Rumor has it that Tarantino has a foot fetish -- reference, with this knowledge, most of his previous movies (Pulp Fiction, in the discussion about foot massages and the close-up angles of Mia's feet when she's coming down to meet Vincent; Kill Bill when Mia--er...The Bride is manipulating the Pussy Wagon's door handle with her feet) and how they glorify shots with tootsies. I can't vouch for the reliability of this info, though.
(Quentin, if you're out there on TMF, please stand up! -_^)
As for the dialogue in Inglorious Basterds, I could have had a fucking orgasm in my pants. As an aspiring writer, I'll take any time I can to focus on development of strong, telling, engaging dialogue, and Tarantino's always got it in spades. There's always something to learn from him.
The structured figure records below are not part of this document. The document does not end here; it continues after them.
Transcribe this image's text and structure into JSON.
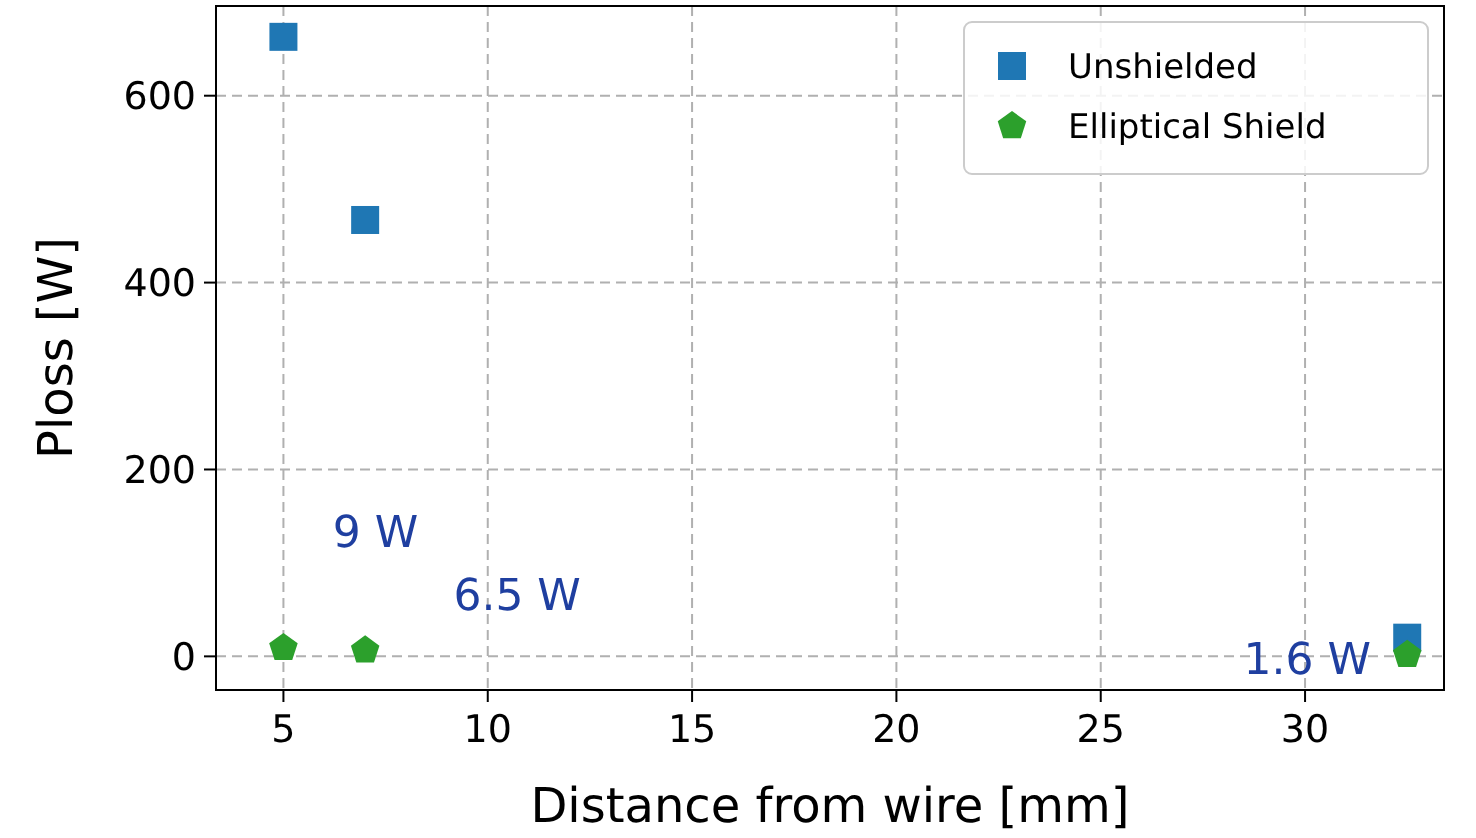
{
  "chart_data": {
    "type": "scatter",
    "xlabel": "Distance from wire [mm]",
    "ylabel": "Ploss [W]",
    "xlim": [
      3.35,
      33.4
    ],
    "ylim": [
      -36,
      696
    ],
    "xticks": [
      5,
      10,
      15,
      20,
      25,
      30
    ],
    "yticks": [
      0,
      200,
      400,
      600
    ],
    "grid": true,
    "legend": "top right",
    "series": [
      {
        "name": "Unshielded",
        "color": "#1f77b4",
        "marker": "square",
        "x": [
          5,
          7,
          32.5
        ],
        "values": [
          663,
          467,
          20
        ]
      },
      {
        "name": "Elliptical Shield",
        "color": "#2ca02c",
        "x": [
          5,
          7,
          32.5
        ],
        "values": [
          9,
          6.5,
          1.6
        ]
      }
    ],
    "annotations": [
      {
        "text": "9 W",
        "x": 5,
        "y": 9
      },
      {
        "text": "6.5 W",
        "x": 7,
        "y": 6.5
      },
      {
        "text": "1.6 W",
        "x": 32.5,
        "y": 1.6
      }
    ]
  }
}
The man's scripts are full of spectacular conversations and machine-gun banter. If anybody ever needs a master-class on writing dialogue, Quentin Tarantino films, Ernest Hemingway, and every book by Robert B. Parker are required!
And the other twp awesome things about Inglorious Basterds? Eli Roth and punch-guns, baby!
Rumor has it that Tarantino has a foot fetish --
Thanks for clarification, Milagros!
I give Tarantino props, then -- I think it takes some balls to step out and say, "I dig this," and give a flying fuck whether or not people judge you for it. I couldn't do that.